I have a question about an entry on the following Wikipedia page - tf-idf ( term frequency–inverse document frequency). In the Matematical Details section where they are describing the inverse document frequency as follows:

idf(t, D) = log $\frac{|D|}{|{d \in D : t \in d}|}$

This is my first attempt at Latex so I couldn't figure out how to put the {} symbols around the lower term.

It states that it is common to adjust the the lower term as follows to avoid division by zero:

|{d $\in$ D : t $\in$ d}| → 1 + |{d $\in$ D : t $\in$ d}|

The article then continues on and states "the ratio inside the idf's log function is always greater than or equal to 1". However, if a word appears in every document in the set D, you end up with a log that ends up negative. Shouldn't the value of D be increased by 1 in order for idf (t, D) to always be >= 0?

I'm thinking that the final formula should look like this:

idf(t, D) = log $\frac{1 + |D|}{1 + |{d \in D : t \in d}|}$

 

[AlephZero]

This is my first attempt at Latex so I couldn't figure out how to put the {} symbols around the lower term.

To get the characters { and }, write \{ and \}.

However, if a word appears in every document in the set D, you end up with a log that ends up negative.

True, but since a word that appears in every document is useless for searching (and so it a word that appears in no documents), it probably doesn't matter much what you do so long as the computer program doesn't crash.

 

[Borg]

To get the characters { and }, write \{ and \}.



True, but since a word that appears in every document is useless for searching (and so it a word that appears in no documents), it probably doesn't matter much what you do so long as the computer program doesn't crash.

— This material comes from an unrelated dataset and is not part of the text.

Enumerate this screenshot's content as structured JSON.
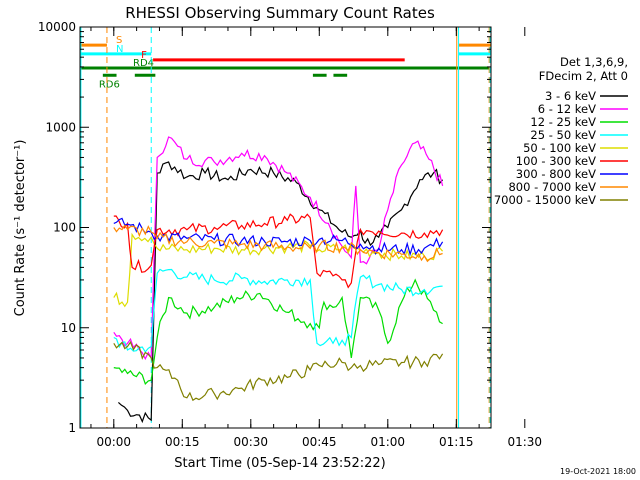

Ah, I was looking at it wrong. I get a little mathematically dislexic sometimes. I looked at the original case where the top and bottom were the same and saw that the log of 1 is 0. I then misinterpreted the statement that the bottom is always greater than one, to be the same as saying that the log would be greater than 0 for the new equation. Not true. Thanks!

 

[AlephZero]

Actually, avoiding division by 0 or "log(0)" is probably irrelevant on computers using IEEE-standard floating point arithmetic, since there is a special representation of "infinity" that has the properties you would expect it to have and it doesn't generate any arithmetic errors (e.g. 1.0 / 0.0 = "infinity", "infinity" compares greater than any finite number, log(0.0) = -"infinity", etc.)